“勝ちたい気持ち”が育てた思いやり──扇こころ保育園の相撲×礼儀×心の成長【2024年度実践まとめ】
すくわくプロジェクトについて
すくわくとは?
すくわくプロジェクト→園での子どもの探究活動に補助を出すプロジェクト
探究活動とは?
探究活動は、子どもたちの興味や関心を引き出し、主体的に取り組む活動です。テーマとして「光」「音」「植物」などを選び、それぞれの保育園や幼稚園が持つ環境や特長を活かして行います。大切なのは、子どもたちが夢中になって遊び、発見する「過程」を楽しむことです。
結果や目的(「これができるようになった」という成果)よりも、子どもたちが「どうしてそうなるのかな?」「もっと試してみたい!」と考え、行動するプロセスが重視されます。そのため、活動内容はあらかじめ決まっておらず、子どもたち自身の興味や関心をもとに、自由に進められていきます。

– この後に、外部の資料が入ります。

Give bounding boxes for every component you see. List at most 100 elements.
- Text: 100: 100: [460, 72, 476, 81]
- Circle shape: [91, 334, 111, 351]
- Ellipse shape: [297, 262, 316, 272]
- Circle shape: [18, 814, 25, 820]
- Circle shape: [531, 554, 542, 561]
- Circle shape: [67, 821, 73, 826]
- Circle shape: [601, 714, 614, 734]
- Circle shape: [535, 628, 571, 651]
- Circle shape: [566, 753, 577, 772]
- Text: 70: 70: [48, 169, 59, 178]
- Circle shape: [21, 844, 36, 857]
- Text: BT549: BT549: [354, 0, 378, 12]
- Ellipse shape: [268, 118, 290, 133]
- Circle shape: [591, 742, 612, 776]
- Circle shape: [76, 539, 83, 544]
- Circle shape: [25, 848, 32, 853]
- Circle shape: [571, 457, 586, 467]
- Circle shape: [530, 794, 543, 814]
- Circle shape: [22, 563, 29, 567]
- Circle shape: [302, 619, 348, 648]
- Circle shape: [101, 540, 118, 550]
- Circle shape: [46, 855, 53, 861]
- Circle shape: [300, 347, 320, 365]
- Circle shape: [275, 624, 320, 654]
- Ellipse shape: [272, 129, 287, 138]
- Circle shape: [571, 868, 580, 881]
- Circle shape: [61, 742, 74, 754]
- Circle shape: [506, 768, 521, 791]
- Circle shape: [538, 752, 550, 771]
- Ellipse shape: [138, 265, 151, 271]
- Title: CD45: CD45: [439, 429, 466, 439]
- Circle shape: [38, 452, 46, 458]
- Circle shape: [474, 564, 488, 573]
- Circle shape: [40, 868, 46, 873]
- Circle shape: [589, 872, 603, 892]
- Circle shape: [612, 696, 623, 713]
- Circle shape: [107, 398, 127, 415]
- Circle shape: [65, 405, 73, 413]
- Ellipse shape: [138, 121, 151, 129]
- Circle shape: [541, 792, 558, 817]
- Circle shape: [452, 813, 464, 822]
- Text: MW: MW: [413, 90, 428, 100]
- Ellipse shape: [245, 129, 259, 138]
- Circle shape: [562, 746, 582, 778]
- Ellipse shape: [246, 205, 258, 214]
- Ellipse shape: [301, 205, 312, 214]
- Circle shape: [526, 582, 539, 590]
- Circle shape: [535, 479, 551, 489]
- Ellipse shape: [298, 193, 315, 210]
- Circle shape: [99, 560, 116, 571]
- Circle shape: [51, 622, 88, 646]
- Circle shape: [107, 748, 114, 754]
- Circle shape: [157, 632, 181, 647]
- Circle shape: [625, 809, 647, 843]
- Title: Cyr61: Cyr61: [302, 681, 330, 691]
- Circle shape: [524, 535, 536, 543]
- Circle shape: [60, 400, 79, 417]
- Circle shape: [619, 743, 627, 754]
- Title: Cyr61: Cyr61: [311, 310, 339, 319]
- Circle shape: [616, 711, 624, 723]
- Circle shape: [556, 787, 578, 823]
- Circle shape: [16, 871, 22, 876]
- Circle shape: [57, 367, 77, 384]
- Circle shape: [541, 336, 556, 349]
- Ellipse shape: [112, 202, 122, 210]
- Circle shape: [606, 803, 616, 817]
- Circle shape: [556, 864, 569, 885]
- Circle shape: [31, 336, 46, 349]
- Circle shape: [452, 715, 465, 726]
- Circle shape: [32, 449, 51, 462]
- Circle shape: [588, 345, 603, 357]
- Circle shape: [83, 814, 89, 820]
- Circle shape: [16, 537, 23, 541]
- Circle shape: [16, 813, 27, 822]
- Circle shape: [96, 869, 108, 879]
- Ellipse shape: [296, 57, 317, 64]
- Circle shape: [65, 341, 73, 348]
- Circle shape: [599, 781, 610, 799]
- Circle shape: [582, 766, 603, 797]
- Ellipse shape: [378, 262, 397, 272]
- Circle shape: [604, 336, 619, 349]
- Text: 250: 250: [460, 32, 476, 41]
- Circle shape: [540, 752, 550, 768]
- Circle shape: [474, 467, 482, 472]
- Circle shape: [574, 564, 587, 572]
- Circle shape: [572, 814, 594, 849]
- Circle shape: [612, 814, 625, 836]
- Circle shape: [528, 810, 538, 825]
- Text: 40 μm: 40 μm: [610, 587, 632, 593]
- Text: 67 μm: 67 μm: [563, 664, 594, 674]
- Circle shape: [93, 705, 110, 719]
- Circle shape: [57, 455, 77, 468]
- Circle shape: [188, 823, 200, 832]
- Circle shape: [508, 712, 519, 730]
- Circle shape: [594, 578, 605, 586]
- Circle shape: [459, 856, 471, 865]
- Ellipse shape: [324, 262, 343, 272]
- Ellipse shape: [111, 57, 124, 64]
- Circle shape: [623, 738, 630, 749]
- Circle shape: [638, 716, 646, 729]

「どうして力士は強いの?」「勝てたら嬉しいけど、負けたら悔しい」
「どうして力士は強いの?」「勝てたら嬉しいけど、負けたら悔しい」──そんな子どもたちの気持ちの揺れが、相撲を通して少しずつ“こころの育ち”へと変わっていきました。
扇こころ保育園では、勝負事に対して消極的だった子どもたちが、相撲という伝統的な競技に触れる中で、「悔しさをバネに頑張る気持ち」や「仲間と力を合わせて勝つ喜び」、「相手を敬う礼儀」といった、心の成長を数多く経験しました。
日々の活動では、四股踏みや相撲体操などを通じて体を動かしながら、「どすこい!」の掛け声とともに自然と楽しむ姿が見られました。対戦前には保育士や友だちと練習を重ね、相撲交流会では“1人で勝つ”のではなく“みんなで頑張る”という目標が子どもたちの中に芽生えていました。
また、相手に礼を尽くす「礼に始まり、礼に終わる」精神が子どもたちの中にも浸透し、勝敗を受け止め、敬意をもって取り組む姿勢が日常生活にも良い影響を与えています。今後は年上の子どもたちが年下へその心を伝える異年齢の交流にもつなげていく計画です。